Annas mengatakan, sering kali orang berpandangan bahwa pembelajaran orang dewasa itu hanya untuk orang dewasa. Namun, berdasar pengalamannya studi di Belanda, menurutnya pendidikan andragogi tidak seperti itu. “Di Belanda waktu saya kuliah S2-S3 biasa orang tua nanya ke anak yang belum sekolah atau anak SD, kamu nanti kalau gedhe mau jadi apa?” tuturnya. Dari hal itu nanti biasanya akan muncul diskusi panjang untuk menentukan pilihan pendidikan anak secara setara. Di situlah kerendahan hati dan pikiran terbuka menjadi penting bahwa anak punya potensi dan minatnya sendiri. Anak tidak menjadi blue print orang tuanya.

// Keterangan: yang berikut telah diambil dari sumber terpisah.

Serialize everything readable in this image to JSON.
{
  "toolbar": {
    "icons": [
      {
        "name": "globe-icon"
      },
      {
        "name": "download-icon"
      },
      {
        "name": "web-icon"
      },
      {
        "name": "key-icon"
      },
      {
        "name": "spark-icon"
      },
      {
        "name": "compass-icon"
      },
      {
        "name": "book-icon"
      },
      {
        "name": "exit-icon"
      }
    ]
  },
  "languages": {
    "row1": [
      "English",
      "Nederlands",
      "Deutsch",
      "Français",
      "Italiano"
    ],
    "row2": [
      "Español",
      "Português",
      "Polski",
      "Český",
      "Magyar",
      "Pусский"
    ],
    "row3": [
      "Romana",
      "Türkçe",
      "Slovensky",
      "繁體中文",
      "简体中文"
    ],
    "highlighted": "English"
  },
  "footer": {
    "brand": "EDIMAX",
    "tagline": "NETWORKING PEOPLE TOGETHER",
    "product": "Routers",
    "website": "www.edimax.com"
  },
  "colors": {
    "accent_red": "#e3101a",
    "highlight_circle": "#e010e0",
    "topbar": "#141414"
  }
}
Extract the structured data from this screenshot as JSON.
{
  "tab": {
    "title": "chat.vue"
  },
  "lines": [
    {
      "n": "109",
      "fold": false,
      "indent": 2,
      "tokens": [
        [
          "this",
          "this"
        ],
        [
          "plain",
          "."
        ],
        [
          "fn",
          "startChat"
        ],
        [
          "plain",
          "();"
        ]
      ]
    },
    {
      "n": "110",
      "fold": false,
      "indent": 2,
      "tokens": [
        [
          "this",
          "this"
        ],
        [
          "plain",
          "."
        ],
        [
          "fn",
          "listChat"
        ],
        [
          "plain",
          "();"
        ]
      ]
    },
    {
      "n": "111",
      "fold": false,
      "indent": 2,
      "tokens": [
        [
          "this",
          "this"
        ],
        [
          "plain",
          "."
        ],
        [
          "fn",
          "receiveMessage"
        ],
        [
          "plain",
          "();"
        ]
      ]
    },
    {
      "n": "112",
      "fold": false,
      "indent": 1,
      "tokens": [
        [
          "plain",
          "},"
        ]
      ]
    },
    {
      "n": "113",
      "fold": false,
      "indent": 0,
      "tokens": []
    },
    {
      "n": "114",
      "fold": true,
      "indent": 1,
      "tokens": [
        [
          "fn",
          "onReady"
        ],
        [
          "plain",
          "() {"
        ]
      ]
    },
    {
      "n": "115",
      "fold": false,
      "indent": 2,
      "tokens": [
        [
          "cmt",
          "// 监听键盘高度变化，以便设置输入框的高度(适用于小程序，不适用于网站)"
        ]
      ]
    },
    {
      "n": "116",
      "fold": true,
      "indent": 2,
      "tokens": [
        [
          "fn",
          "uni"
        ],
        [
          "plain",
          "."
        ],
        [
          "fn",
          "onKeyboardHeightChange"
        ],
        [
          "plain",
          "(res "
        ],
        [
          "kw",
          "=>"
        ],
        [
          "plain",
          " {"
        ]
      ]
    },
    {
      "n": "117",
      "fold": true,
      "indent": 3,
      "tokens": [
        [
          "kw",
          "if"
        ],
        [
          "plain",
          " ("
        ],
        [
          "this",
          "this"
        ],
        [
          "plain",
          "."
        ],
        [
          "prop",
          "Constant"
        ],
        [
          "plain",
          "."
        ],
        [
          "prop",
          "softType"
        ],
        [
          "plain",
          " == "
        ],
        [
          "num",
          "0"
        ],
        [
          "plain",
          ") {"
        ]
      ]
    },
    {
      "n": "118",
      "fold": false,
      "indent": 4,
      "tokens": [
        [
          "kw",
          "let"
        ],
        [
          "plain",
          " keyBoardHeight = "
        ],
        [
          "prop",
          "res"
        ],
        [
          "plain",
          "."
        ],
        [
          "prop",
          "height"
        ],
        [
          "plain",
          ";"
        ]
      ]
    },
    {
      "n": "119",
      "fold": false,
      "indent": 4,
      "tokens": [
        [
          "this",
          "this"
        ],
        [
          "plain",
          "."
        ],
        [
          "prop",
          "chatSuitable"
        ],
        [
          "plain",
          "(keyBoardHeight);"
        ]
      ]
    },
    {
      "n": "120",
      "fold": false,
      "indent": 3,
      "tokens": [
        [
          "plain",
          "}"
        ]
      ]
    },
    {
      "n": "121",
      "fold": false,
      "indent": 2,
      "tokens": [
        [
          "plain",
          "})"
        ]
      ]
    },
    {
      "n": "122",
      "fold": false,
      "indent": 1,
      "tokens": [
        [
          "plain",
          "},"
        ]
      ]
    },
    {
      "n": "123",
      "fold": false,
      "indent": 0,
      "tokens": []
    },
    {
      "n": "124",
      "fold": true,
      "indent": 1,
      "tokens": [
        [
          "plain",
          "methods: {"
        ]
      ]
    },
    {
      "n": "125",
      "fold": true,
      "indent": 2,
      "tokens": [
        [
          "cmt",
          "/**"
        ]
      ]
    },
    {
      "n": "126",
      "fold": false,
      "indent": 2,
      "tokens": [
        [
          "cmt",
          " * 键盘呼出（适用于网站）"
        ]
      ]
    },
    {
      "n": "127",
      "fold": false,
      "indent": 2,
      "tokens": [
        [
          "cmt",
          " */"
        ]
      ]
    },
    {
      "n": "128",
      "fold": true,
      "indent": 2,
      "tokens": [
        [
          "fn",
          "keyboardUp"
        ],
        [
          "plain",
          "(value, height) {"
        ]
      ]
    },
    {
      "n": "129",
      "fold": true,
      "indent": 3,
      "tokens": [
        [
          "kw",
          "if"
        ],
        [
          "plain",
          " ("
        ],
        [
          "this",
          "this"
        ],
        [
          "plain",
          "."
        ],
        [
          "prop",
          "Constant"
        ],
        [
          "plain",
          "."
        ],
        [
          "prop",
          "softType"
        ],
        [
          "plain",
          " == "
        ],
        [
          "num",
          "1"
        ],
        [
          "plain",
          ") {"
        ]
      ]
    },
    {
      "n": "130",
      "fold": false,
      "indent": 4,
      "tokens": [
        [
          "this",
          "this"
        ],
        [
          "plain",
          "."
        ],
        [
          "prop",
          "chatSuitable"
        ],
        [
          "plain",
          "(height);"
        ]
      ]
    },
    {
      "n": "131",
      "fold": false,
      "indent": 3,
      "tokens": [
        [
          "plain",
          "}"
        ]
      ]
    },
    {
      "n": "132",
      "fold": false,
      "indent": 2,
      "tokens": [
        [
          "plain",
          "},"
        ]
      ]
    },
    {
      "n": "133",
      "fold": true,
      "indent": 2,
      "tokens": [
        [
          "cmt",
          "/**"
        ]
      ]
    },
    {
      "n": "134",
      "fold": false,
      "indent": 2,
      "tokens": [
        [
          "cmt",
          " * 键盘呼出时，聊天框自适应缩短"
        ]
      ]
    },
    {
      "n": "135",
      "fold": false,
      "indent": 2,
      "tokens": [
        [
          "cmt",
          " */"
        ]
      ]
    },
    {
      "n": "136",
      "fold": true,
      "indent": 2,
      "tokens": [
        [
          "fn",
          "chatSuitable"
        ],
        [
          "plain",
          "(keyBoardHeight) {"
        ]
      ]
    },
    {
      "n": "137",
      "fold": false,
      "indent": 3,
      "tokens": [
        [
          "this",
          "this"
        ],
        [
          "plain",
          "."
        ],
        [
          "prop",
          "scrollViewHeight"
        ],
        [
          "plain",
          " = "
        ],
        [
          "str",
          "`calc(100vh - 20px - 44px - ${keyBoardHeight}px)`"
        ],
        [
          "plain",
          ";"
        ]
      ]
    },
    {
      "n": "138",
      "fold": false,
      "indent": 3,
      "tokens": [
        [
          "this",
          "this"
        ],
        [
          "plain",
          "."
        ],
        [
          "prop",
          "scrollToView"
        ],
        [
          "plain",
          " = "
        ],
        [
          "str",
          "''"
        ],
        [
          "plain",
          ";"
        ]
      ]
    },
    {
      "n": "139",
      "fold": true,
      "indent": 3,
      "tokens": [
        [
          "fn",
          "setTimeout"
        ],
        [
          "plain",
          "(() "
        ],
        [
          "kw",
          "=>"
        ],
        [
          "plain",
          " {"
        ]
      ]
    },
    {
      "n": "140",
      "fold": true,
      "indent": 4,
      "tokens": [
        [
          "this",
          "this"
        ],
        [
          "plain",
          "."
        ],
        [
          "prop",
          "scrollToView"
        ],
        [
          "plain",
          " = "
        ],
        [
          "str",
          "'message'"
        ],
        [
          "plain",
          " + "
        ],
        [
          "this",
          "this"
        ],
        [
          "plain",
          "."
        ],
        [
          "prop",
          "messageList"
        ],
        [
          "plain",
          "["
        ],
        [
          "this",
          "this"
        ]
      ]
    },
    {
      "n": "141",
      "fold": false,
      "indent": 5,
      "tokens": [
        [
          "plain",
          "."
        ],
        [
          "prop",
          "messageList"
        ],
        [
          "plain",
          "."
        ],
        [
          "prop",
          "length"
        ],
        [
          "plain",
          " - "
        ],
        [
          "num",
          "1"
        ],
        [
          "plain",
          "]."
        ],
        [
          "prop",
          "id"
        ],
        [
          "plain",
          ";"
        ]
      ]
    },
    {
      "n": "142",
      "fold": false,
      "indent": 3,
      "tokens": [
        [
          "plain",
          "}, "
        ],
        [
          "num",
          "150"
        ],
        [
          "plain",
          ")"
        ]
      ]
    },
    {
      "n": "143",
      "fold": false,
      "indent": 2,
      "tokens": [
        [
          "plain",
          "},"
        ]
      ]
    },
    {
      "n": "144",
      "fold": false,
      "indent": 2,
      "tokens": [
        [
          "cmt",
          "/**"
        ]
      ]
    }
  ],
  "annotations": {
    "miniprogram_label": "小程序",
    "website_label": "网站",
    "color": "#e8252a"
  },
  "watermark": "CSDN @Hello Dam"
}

Dengan menempatkan anak sebagai guru, baik guru maupun orang tua juga belajar memahami anak. “Itu akan membawa perspektif bahwa saya perlu belajar memahami anak saya dan memberikan yang terbaik, yang tepat untuk anak saya,” katanya.
Namun, lagi-lagi, Annas menemukan praktik yang umum adalah orang tua merasa paling tahu untuk anaknya. Demikian pula ketika orang tua itu menjadi guru, dia merasa juga paling tahu untuk muridnya.
Menurutnya, dalam konteks pendidikan saat ini yang banyak memakai kemajuan teknologi, orang tua dan guru sudah selayaknya untuk rendah hati. “Kita harus dengan rendah hati mengakui kita kalah cepat loh dalam hal penguasaan teknologi, pemahaman teknologi dan ini kadang-kadang ketika berhadapan dengan murid itu membuat rasa terancam. Anak itu membuat rasa terancam. Maka kita perlu belajar berkolaborasi,” katanya.
Annas mengatakan, orang tua dan guru perlu belajar untuk mengakui bahwa mungkin dalam hal skill mereka lebih baik dari anak-anak, tapi dalam bidang lain anak-anak memang lebih hebat. Menurutnya hal itu tak masalah. Justru kita bisa senang karena pekerjaan kita bisa lebih ringan sebagai pendidik.
Dengan menghidupi semangat guru adalah murid dan murid adalah guru, maka kita diajak untuk selalu belajar dari siapapun. “Jiwanya itu jiwa punya jiwa murid. Jiwa yang mau belajar, tapi juga murid saya itu adalah diri saya maka itu akan mengizinkan kita untuk belajar dan dituntun oleh murid kita itu, oleh anak kita kalau tugasnya orang tua,” katanya.
Dalam proses selanjutnya, guru dan orang tua hanya mendampingi proses belajar murid atau anak.